Do Facts Still Matter?

Do facts still matter?  Does it matter if politicians lie routinely?  Does it matter if they “make stuff up” in order to express a point more vividly and energize an audience?  Does personal character matter in a leader?  Self-control? The capacity to feel compassion for others? The ability to listen to a range of views before making an important decision?  Does it matter if a political leader advocates violence, both directly but also indirectly through hints and winks and dog whistles of all sorts? Does it matter if he or she talks disrespectfully about our military?  About women?  Does it matter if he or she demonizes fellow Americans and publicly fantasizes about using the American military against them?

Republican voters and probably a good many Independents have just answered all these questions with a resounding NO! These things really don’t matter. Other things, apparently, matter more. As a registered Democrat, I have to admit I am grieving over the decisive defeat of Kamala Harris and other Democrats at the polls and very uneasy about what this means for our country.  The great tree of democracy produces some strange fruit now and then. But the people have spoken, and those who voted for Donald Trump and his crew of compliant Republicans will now own the consequences of what they have done for the rest of their lives.

If you are a Trump voter and have read this far in an opinion piece by a self-confessed registered Democrat, God bless you! I know you felt that, unlike Democrats, Trump heard you during the election and understood the things you care about.  I suspect you took some of the wild statements he made seriously, but not literally, as people used to say back in his first term. Still, he really has had some wild things to say on almost every day of the campaign. That’s where most of the questions in the first paragraph came from.

Ironically, the issues that matter most to me personally were barely mentioned by either candidate in the campaign.  The relentless bombing of civilians in Gaza with weapons paid for by American tax dollars.  A healthcare system still not readily accessible and affordable for all Americans. And maybe the biggest one of all, the climate crisis.  I am writing on a day of record heat and persistent drought for Pennsylvania, and all across the country and around the world people are experiencing ever more serious effects of climate change directly and personally. But candidates for both parties running for many different offices have seemed reluctant to talk much about climate.

The truth is, our political system—even before the election—did not seem to be working all that well to help us face up to problems like climate change and begin to address them.  With Donald Trump back in the White House, progress on many fronts may well become more difficult.  How will we manage, those of us who take climate science both seriously and literally? It’s easy to say we have work to do, but what will that work be exactly?
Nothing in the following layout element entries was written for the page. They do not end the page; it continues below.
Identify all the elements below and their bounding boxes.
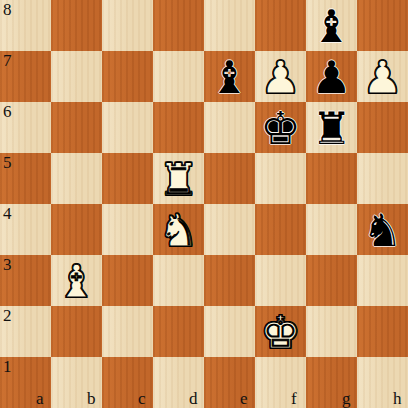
square-c4[interactable] [102, 204, 153, 255]
square-e1[interactable] [204, 357, 255, 408]
square-b6[interactable] [51, 102, 102, 153]
square-e3[interactable] [204, 255, 255, 306]
square-f5[interactable] [255, 153, 306, 204]
square-f4[interactable] [255, 204, 306, 255]
square-c2[interactable] [102, 306, 153, 357]
square-a8[interactable] [0, 0, 51, 51]
square-f1[interactable] [255, 357, 306, 408]
white-pawn: ♟ [260, 55, 300, 100]
square-e5[interactable] [204, 153, 255, 204]
chess-board: ♝♝♟♟♟♚♜♜♞♞♝♚87654321abcdefgh [0, 0, 408, 408]
square-a3[interactable] [0, 255, 51, 306]
square-e2[interactable] [204, 306, 255, 357]
square-d4[interactable]: ♞ [153, 204, 204, 255]
square-g6[interactable]: ♜ [306, 102, 357, 153]
square-d2[interactable] [153, 306, 204, 357]
square-e4[interactable] [204, 204, 255, 255]
square-g1[interactable] [306, 357, 357, 408]
square-d8[interactable] [153, 0, 204, 51]
square-a6[interactable] [0, 102, 51, 153]
black-bishop: ♝ [311, 4, 351, 49]
square-e7[interactable]: ♝ [204, 51, 255, 102]
square-b4[interactable] [51, 204, 102, 255]
square-h6[interactable] [357, 102, 408, 153]
square-e8[interactable] [204, 0, 255, 51]
black-rook: ♜ [311, 106, 351, 151]
white-rook: ♜ [158, 157, 198, 202]
square-h8[interactable] [357, 0, 408, 51]
square-h3[interactable] [357, 255, 408, 306]
square-g3[interactable] [306, 255, 357, 306]
square-c1[interactable] [102, 357, 153, 408]
square-c6[interactable] [102, 102, 153, 153]
square-g7[interactable]: ♟ [306, 51, 357, 102]
square-f2[interactable]: ♚ [255, 306, 306, 357]
square-a2[interactable] [0, 306, 51, 357]
square-a7[interactable] [0, 51, 51, 102]
square-a5[interactable] [0, 153, 51, 204]
square-b1[interactable] [51, 357, 102, 408]
square-h2[interactable] [357, 306, 408, 357]
black-king: ♚ [260, 106, 300, 151]
square-c3[interactable] [102, 255, 153, 306]
square-b2[interactable] [51, 306, 102, 357]
square-d5[interactable]: ♜ [153, 153, 204, 204]
square-a4[interactable] [0, 204, 51, 255]
square-f7[interactable]: ♟ [255, 51, 306, 102]
square-g2[interactable] [306, 306, 357, 357]
square-c5[interactable] [102, 153, 153, 204]
square-b8[interactable] [51, 0, 102, 51]
square-g8[interactable]: ♝ [306, 0, 357, 51]
square-c8[interactable] [102, 0, 153, 51]
square-b3[interactable]: ♝ [51, 255, 102, 306]
white-pawn: ♟ [362, 55, 402, 100]
square-g5[interactable] [306, 153, 357, 204]
square-d1[interactable] [153, 357, 204, 408]
square-d7[interactable] [153, 51, 204, 102]
square-h1[interactable] [357, 357, 408, 408]
square-e6[interactable] [204, 102, 255, 153]
square-h4[interactable]: ♞ [357, 204, 408, 255]
square-h7[interactable]: ♟ [357, 51, 408, 102]
square-b7[interactable] [51, 51, 102, 102]
square-g4[interactable] [306, 204, 357, 255]
square-d6[interactable] [153, 102, 204, 153]
square-a1[interactable] [0, 357, 51, 408]
black-pawn: ♟ [311, 55, 351, 100]
black-knight: ♞ [362, 208, 402, 253]
square-f3[interactable] [255, 255, 306, 306]
square-f6[interactable]: ♚ [255, 102, 306, 153]
white-king: ♚ [260, 310, 300, 355]
white-knight: ♞ [158, 208, 198, 253]
square-d3[interactable] [153, 255, 204, 306]
square-h5[interactable] [357, 153, 408, 204]
square-b5[interactable] [51, 153, 102, 204]
square-f8[interactable] [255, 0, 306, 51]
black-bishop: ♝ [209, 55, 249, 100]
white-bishop: ♝ [56, 259, 96, 304]
square-c7[interactable] [102, 51, 153, 102]
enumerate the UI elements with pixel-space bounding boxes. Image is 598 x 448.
Facts do matter. Reality matters, too, and has a way of coming back to bite us in the butt when we insist for too long on ignoring it. But the facts of a matter can sometimes be hard to discern. People who provide training for psychological warfare will tell you the key thing you need to do in a country you want to destabilize is to make it impossible, or nearly impossible, to know what’s true and what’s not true. If we just don’t know what really happened, or what the real situation is, how can we act? Our uncertainty can empower a bad government and leave us paralyzed. In a way, it feels like that’s exactly where we are now heading into a new administration.

So, facts are something that I, personally, am going to continue to fight for. I’m going to support independent media in as many different forms as possible, and yes, I’m going to continue to subscribe to (and read) my local paper, even though I sometimes disagree with the opinion pieces it publishes.

Secondly, I am going to take comfort in that fact that there’s more to life than politics. There is family, there are friends. There is church for those of us who have a way to relate creatively to a religious tradition. There is music and there is nature, all around us here in our beloved Pennsylvania.

Thirdly, I am going to bet my big money on listening, and on conversations with those with whom I don’t necessarily agree. I’m going to bet my big money on democracy even when my side has just suffered a painful defeat.

Will Lane is a retired lecturer in English and Environmental Studies at Gettysburg College. He hosts the online Green Gettysburg Book Club and is a member of Gettysburg Democracy for America.